Longorio, 39, of San Francisco, robbed the Daly City home June 24, 2009 and among other items took the stamp collection belonging to a deceased husband. While the crime went largely unpublicized, Longorio’s attempt to escape prosecution did not. On Aug. 11 of that year, Longorio was returning to the Maguire Correctional Facility in Redwood City from the South San Francisco courthouse where he had a preliminary hearing for the robbery case. Longorio was seated inside a Sheriff’s Office transportation van, facing the back doors. There is no handle inside the vehicle but Longorio managed to undo the back panel and flip the door’s locking mechanism. After the van pulled into the jail’s transportation bay, Longorio — still shackled and wearing a red jail jumpsuit identifying him as a high-risk prisoner — jumped from the vehicle and ran. Officers nabbed him minutes later approximately 1,000 feet away from the jail on Bradford Avenue in the area of Brewster Avenue and Marshall Street.

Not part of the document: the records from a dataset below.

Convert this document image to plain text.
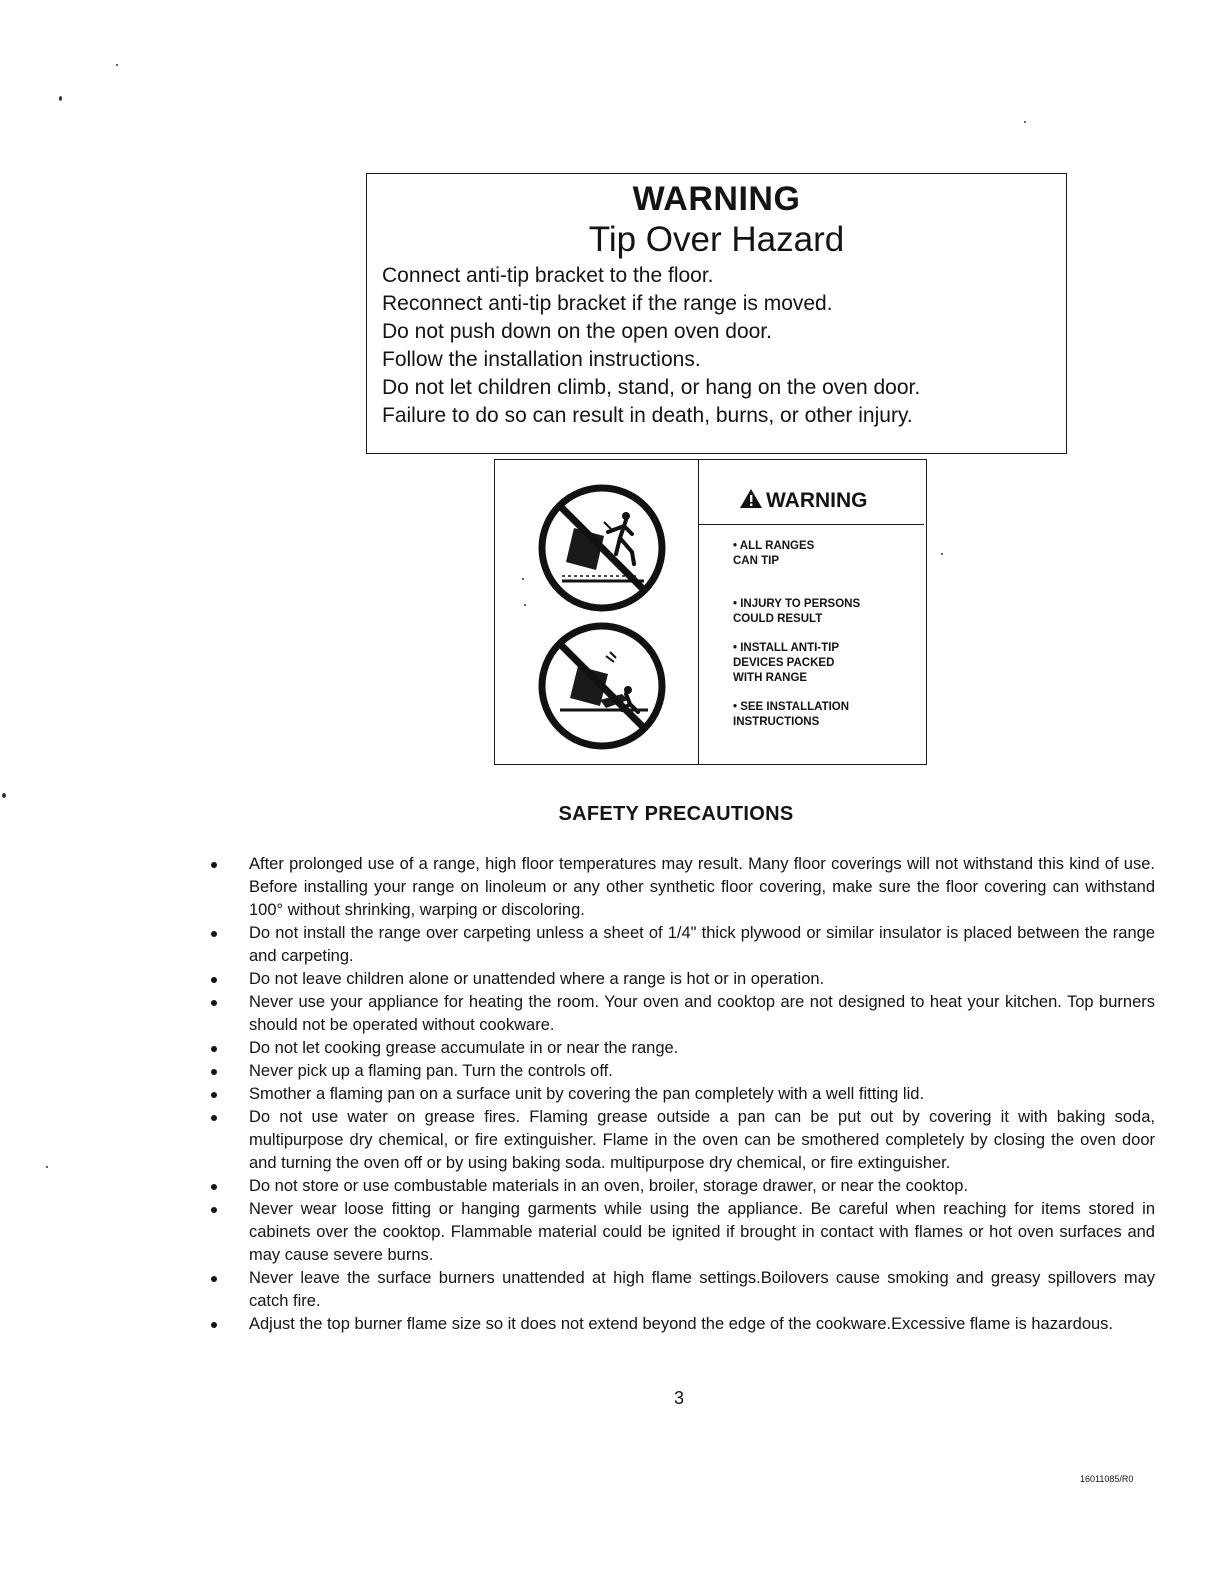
WARNING
Tip Over Hazard
Connect anti-tip bracket to the floor.
Reconnect anti-tip bracket if the range is moved.
Do not push down on the open oven door.
Follow the installation instructions.
Do not let children climb, stand, or hang on the oven door.
Failure to do so can result in death, burns, or other injury.
WARNING
• ALL RANGES
CAN TIP
• INJURY TO PERSONS
COULD RESULT
• INSTALL ANTI-TIP
DEVICES PACKED
WITH RANGE
• SEE INSTALLATION
INSTRUCTIONS
SAFETY PRECAUTIONS
After prolonged use of a range, high floor temperatures may result. Many floor coverings will not withstand this kind of use. Before installing your range on linoleum or any other synthetic floor covering, make sure the floor covering can withstand 100° without shrinking, warping or discoloring.
Do not install the range over carpeting unless a sheet of 1/4" thick plywood or similar insulator is placed between the range and carpeting.
Do not leave children alone or unattended where a range is hot or in operation.
Never use your appliance for heating the room. Your oven and cooktop are not designed to heat your kitchen. Top burners should not be operated without cookware.
Do not let cooking grease accumulate in or near the range.
Never pick up a flaming pan. Turn the controls off.
Smother a flaming pan on a surface unit by covering the pan completely with a well fitting lid.
Do not use water on grease fires. Flaming grease outside a pan can be put out by covering it with baking soda, multipurpose dry chemical, or fire extinguisher. Flame in the oven can be smothered completely by closing the oven door and turning the oven off or by using baking soda. multipurpose dry chemical, or fire extinguisher.
Do not store or use combustable materials in an oven, broiler, storage drawer, or near the cooktop.
Never wear loose fitting or hanging garments while using the appliance. Be careful when reaching for items stored in cabinets over the cooktop. Flammable material could be ignited if brought in contact with flames or hot oven surfaces and may cause severe burns.
Never leave the surface burners unattended at high flame settings.Boilovers cause smoking and greasy spillovers may catch fire.
Adjust the top burner flame size so it does not extend beyond the edge of the cookware.Excessive flame is hazardous.
3
16011085/R0
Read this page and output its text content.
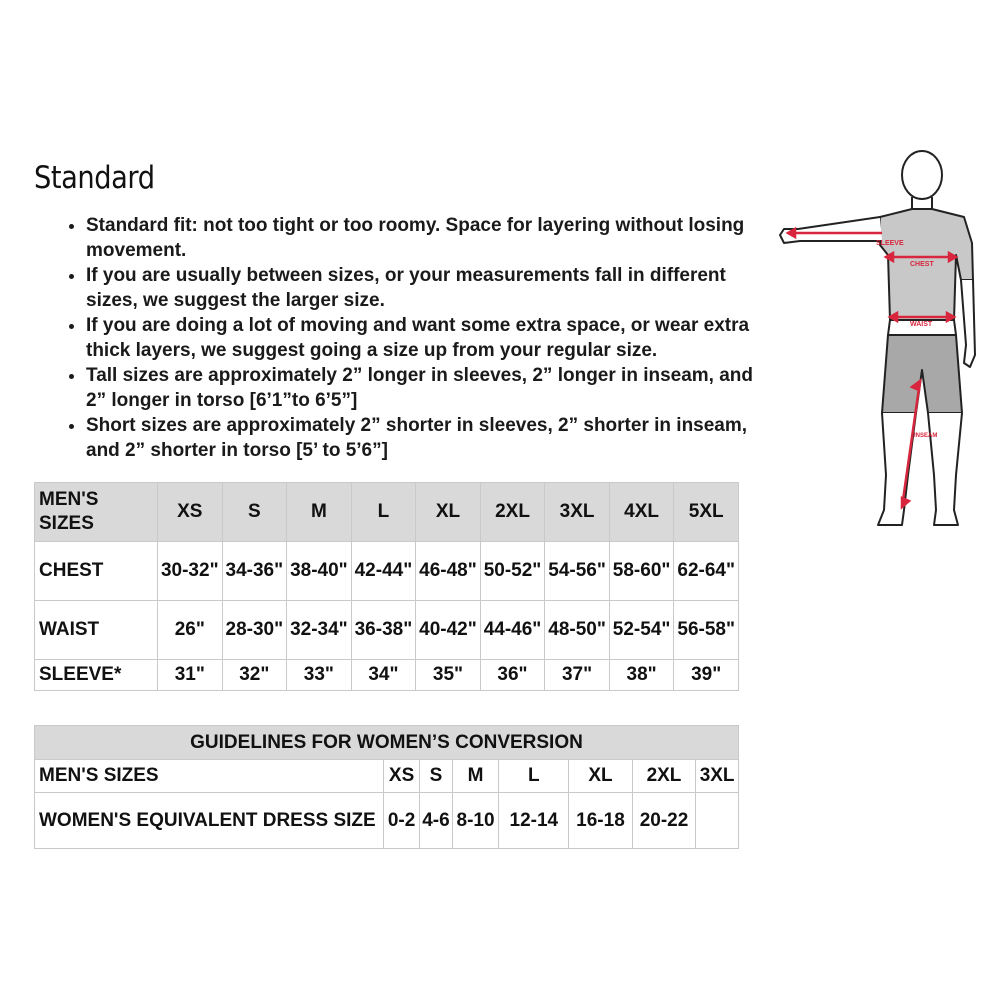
Standard
• Standard fit: not too tight or too roomy. Space for layering without losing movement.
• If you are usually between sizes, or your measurements fall in different sizes, we suggest the larger size.
• If you are doing a lot of moving and want some extra space, or wear extra thick layers, we suggest going a size up from your regular size.
• Tall sizes are approximately 2” longer in sleeves, 2” longer in inseam, and 2” longer in torso [6’1”to 6’5”]
• Short sizes are approximately 2” shorter in sleeves, 2” shorter in inseam, and 2” shorter in torso [5’ to 5’6”]
MEN'S SIZES	XS	S	M	L	XL	2XL	3XL	4XL	5XL
CHEST	30-32"	34-36"	38-40"	42-44"	46-48"	50-52"	54-56"	58-60"	62-64"
WAIST	26"	28-30"	32-34"	36-38"	40-42"	44-46"	48-50"	52-54"	56-58"
SLEEVE*	31"	32"	33"	34"	35"	36"	37"	38"	39"
GUIDELINES FOR WOMEN’S CONVERSION							
MEN'S SIZES	XS	S	M	L	XL	2XL	3XL
WOMEN'S EQUIVALENT DRESS SIZE	0-2	4-6	8-10	12-14	16-18	20-22	
SLEEVE
CHEST
WAIST
INSEAM
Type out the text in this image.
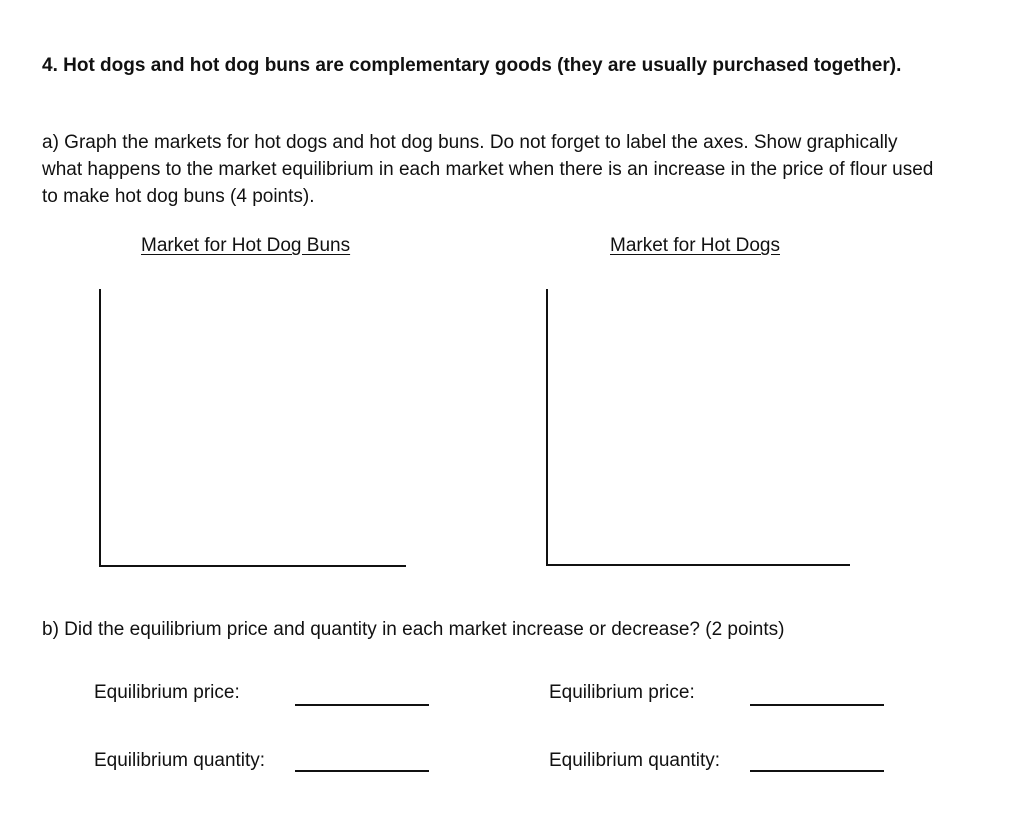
4. Hot dogs and hot dog buns are complementary goods (they are usually purchased together).
a) Graph the markets for hot dogs and hot dog buns. Do not forget to label the axes. Show graphically what happens to the market equilibrium in each market when there is an increase in the price of flour used to make hot dog buns (4 points).
Market for Hot Dog Buns	Market for Hot Dogs
b) Did the equilibrium price and quantity in each market increase or decrease? (2 points)
Equilibrium price:
Equilibrium quantity:
Equilibrium price:
Equilibrium quantity:
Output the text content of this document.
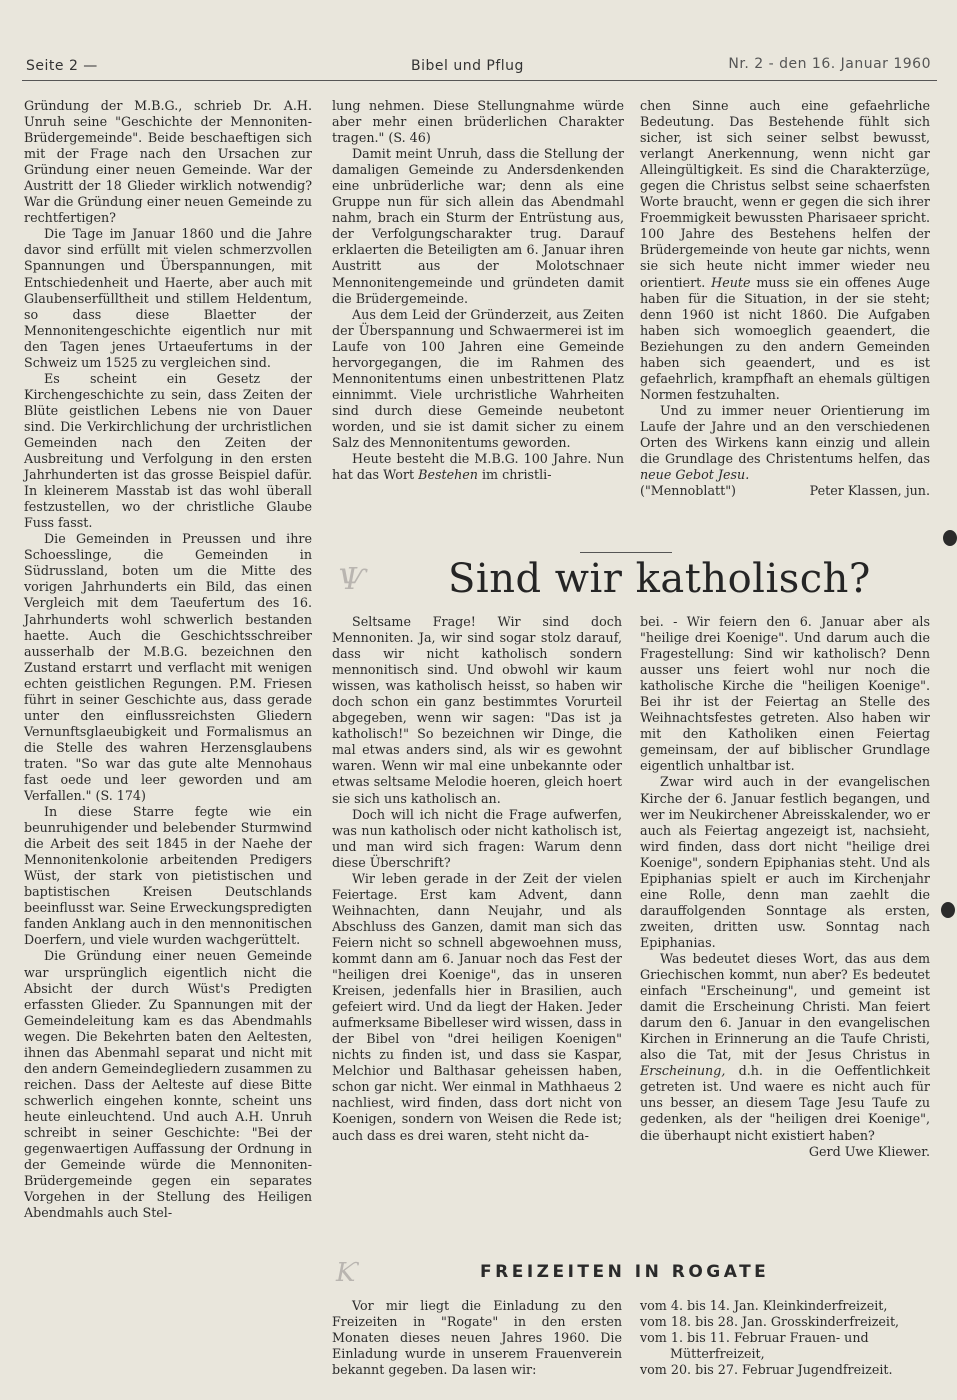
Seite 2 —	Bibel und Pflug	Nr. 2 - den 16. Januar 1960

Gründung der M.B.G., schrieb Dr. A.H. Unruh seine "Geschichte der Mennoniten-Brüdergemeinde". Beide beschaeftigen sich mit der Frage nach den Ursachen zur Gründung einer neuen Gemeinde. War der Austritt der 18 Glieder wirklich notwendig? War die Gründung einer neuen Gemeinde zu rechtfertigen?

Die Tage im Januar 1860 und die Jahre davor sind erfüllt mit vielen schmerzvollen Spannungen und Überspannungen, mit Entschiedenheit und Haerte, aber auch mit Glaubenserfülltheit und stillem Heldentum, so dass diese Blaetter der Mennonitengeschichte eigentlich nur mit den Tagen jenes Urtaeufertums in der Schweiz um 1525 zu vergleichen sind.

Es scheint ein Gesetz der Kirchengeschichte zu sein, dass Zeiten der Blüte geistlichen Lebens nie von Dauer sind. Die Verkirchlichung der urchristlichen Gemeinden nach den Zeiten der Ausbreitung und Verfolgung in den ersten Jahrhunderten ist das grosse Beispiel dafür. In kleinerem Masstab ist das wohl überall festzustellen, wo der christliche Glaube Fuss fasst.

Die Gemeinden in Preussen und ihre Schoesslinge, die Gemeinden in Südrussland, boten um die Mitte des vorigen Jahrhunderts ein Bild, das einen Vergleich mit dem Taeufertum des 16. Jahrhunderts wohl schwerlich bestanden haette. Auch die Geschichtsschreiber ausserhalb der M.B.G. bezeichnen den Zustand erstarrt und verflacht mit wenigen echten geistlichen Regungen. P.M. Friesen führt in seiner Geschichte aus, dass gerade unter den einflussreichsten Gliedern Vernunftsglaeubigkeit und Formalismus an die Stelle des wahren Herzensglaubens traten. "So war das gute alte Mennohaus fast oede und leer geworden und am Verfallen." (S. 174)

In diese Starre fegte wie ein beunruhigender und belebender Sturmwind die Arbeit des seit 1845 in der Naehe der Mennonitenkolonie arbeitenden Predigers Wüst, der stark von pietistischen und baptistischen Kreisen Deutschlands beeinflusst war. Seine Erweckungspredigten fanden Anklang auch in den mennonitischen Doerfern, und viele wurden wachgerüttelt.

Die Gründung einer neuen Gemeinde war ursprünglich eigentlich nicht die Absicht der durch Wüst's Predigten erfassten Glieder. Zu Spannungen mit der Gemeindeleitung kam es das Abendmahls wegen. Die Bekehrten baten den Aeltesten, ihnen das Abenmahl separat und nicht mit den andern Gemeindegliedern zusammen zu reichen. Dass der Aelteste auf diese Bitte schwerlich eingehen konnte, scheint uns heute einleuchtend. Und auch A.H. Unruh schreibt in seiner Geschichte: "Bei der gegenwaertigen Auffassung der Ordnung in der Gemeinde würde die Mennoniten-Brüdergemeinde gegen ein separates Vorgehen in der Stellung des Heiligen Abendmahls auch Stel-

lung nehmen. Diese Stellungnahme würde aber mehr einen brüderlichen Charakter tragen." (S. 46)

Damit meint Unruh, dass die Stellung der damaligen Gemeinde zu Andersdenkenden eine unbrüderliche war; denn als eine Gruppe nun für sich allein das Abendmahl nahm, brach ein Sturm der Entrüstung aus, der Verfolgungscharakter trug. Darauf erklaerten die Beteiligten am 6. Januar ihren Austritt aus der Molotschnaer Mennonitengemeinde und gründeten damit die Brüdergemeinde.

Aus dem Leid der Gründerzeit, aus Zeiten der Überspannung und Schwaermerei ist im Laufe von 100 Jahren eine Gemeinde hervorgegangen, die im Rahmen des Mennonitentums einen unbestrittenen Platz einnimmt. Viele urchristliche Wahrheiten sind durch diese Gemeinde neubetont worden, und sie ist damit sicher zu einem Salz des Mennonitentums geworden.

Heute besteht die M.B.G. 100 Jahre. Nun hat das Wort Bestehen im christli-

chen Sinne auch eine gefaehrliche Bedeutung. Das Bestehende fühlt sich sicher, ist sich seiner selbst bewusst, verlangt Anerkennung, wenn nicht gar Alleingültigkeit. Es sind die Charakterzüge, gegen die Christus selbst seine schaerfsten Worte braucht, wenn er gegen die sich ihrer Froemmigkeit bewussten Pharisaeer spricht. 100 Jahre des Bestehens helfen der Brüdergemeinde von heute gar nichts, wenn sie sich heute nicht immer wieder neu orientiert. Heute muss sie ein offenes Auge haben für die Situation, in der sie steht; denn 1960 ist nicht 1860. Die Aufgaben haben sich womoeglich geaendert, die Beziehungen zu den andern Gemeinden haben sich geaendert, und es ist gefaehrlich, krampfhaft an ehemals gültigen Normen festzuhalten.

Und zu immer neuer Orientierung im Laufe der Jahre und an den verschiedenen Orten des Wirkens kann einzig und allein die Grundlage des Christentums helfen, das neue Gebot Jesu.

("Mennoblatt")	Peter Klassen, jun.

Ѱ Sind wir katholisch?

Seltsame Frage! Wir sind doch Mennoniten. Ja, wir sind sogar stolz darauf, dass wir nicht katholisch sondern mennonitisch sind. Und obwohl wir kaum wissen, was katholisch heisst, so haben wir doch schon ein ganz bestimmtes Vorurteil abgegeben, wenn wir sagen: "Das ist ja katholisch!" So bezeichnen wir Dinge, die mal etwas anders sind, als wir es gewohnt waren. Wenn wir mal eine unbekannte oder etwas seltsame Melodie hoeren, gleich hoert sie sich uns katholisch an.

Doch will ich nicht die Frage aufwerfen, was nun katholisch oder nicht katholisch ist, und man wird sich fragen: Warum denn diese Überschrift?

Wir leben gerade in der Zeit der vielen Feiertage. Erst kam Advent, dann Weihnachten, dann Neujahr, und als Abschluss des Ganzen, damit man sich das Feiern nicht so schnell abgewoehnen muss, kommt dann am 6. Januar noch das Fest der "heiligen drei Koenige", das in unseren Kreisen, jedenfalls hier in Brasilien, auch gefeiert wird. Und da liegt der Haken. Jeder aufmerksame Bibelleser wird wissen, dass in der Bibel von "drei heiligen Koenigen" nichts zu finden ist, und dass sie Kaspar, Melchior und Balthasar geheissen haben, schon gar nicht. Wer einmal in Mathhaeus 2 nachliest, wird finden, dass dort nicht von Koenigen, sondern von Weisen die Rede ist; auch dass es drei waren, steht nicht da-

bei. - Wir feiern den 6. Januar aber als "heilige drei Koenige". Und darum auch die Fragestellung: Sind wir katholisch? Denn ausser uns feiert wohl nur noch die katholische Kirche die "heiligen Koenige". Bei ihr ist der Feiertag an Stelle des Weihnachtsfestes getreten. Also haben wir mit den Katholiken einen Feiertag gemeinsam, der auf biblischer Grundlage eigentlich unhaltbar ist.

Zwar wird auch in der evangelischen Kirche der 6. Januar festlich begangen, und wer im Neukirchener Abreisskalender, wo er auch als Feiertag angezeigt ist, nachsieht, wird finden, dass dort nicht "heilige drei Koenige", sondern Epiphanias steht. Und als Epiphanias spielt er auch im Kirchenjahr eine Rolle, denn man zaehlt die darauffolgenden Sonntage als ersten, zweiten, dritten usw. Sonntag nach Epiphanias.

Was bedeutet dieses Wort, das aus dem Griechischen kommt, nun aber? Es bedeutet einfach "Erscheinung", und gemeint ist damit die Erscheinung Christi. Man feiert darum den 6. Januar in den evangelischen Kirchen in Erinnerung an die Taufe Christi, also die Tat, mit der Jesus Christus in Erscheinung, d.h. in die Oeffentlichkeit getreten ist. Und waere es nicht auch für uns besser, an diesem Tage Jesu Taufe zu gedenken, als der "heiligen drei Koenige", die überhaupt nicht existiert haben?

Gerd Uwe Kliewer.

Ƙ	FREIZEITEN IN ROGATE

Vor mir liegt die Einladung zu den Freizeiten in "Rogate" in den ersten Monaten dieses neuen Jahres 1960. Die Einladung wurde in unserem Frauenverein bekannt gegeben. Da lasen wir:

vom 4. bis 14. Jan. Kleinkinderfreizeit,
vom 18. bis 28. Jan. Grosskinderfreizeit,
vom 1. bis 11. Februar Frauen- und
Mütterfreizeit,
vom 20. bis 27. Februar Jugendfreizeit.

Deputies later discovered an industrial-like razor blade in the van’s back seat and believe Longorio may have used it as a screwdriver to undo the back panel.

Longorio opted to serve as his own attorney although a lawyer from the private defender panel was appointed on a stand-by basis. Prior to opening statements, Longorio asked that his entire statement to police be admitted even though it included references to his time served at Pelican Bay and Corcoran prisons. The jury also heard three taped confessions to police in which he referenced other uncharged crimes like burglary and drug manufacturing.

Longorio testified on his own behalf, telling jurors he was not the robber and at the most guilty of possessing stolen property. He claimed police told him exactly what to say during the taped confession.

On the stand Longorio said he was not an “abuser of drugs but a connoisseur of drugs” who used cocaine instead of methamphetamine, according to prosecutors.

He also said that following the escape he offered to be a security expert for the Sheriff’s Office, Wagstaffe said.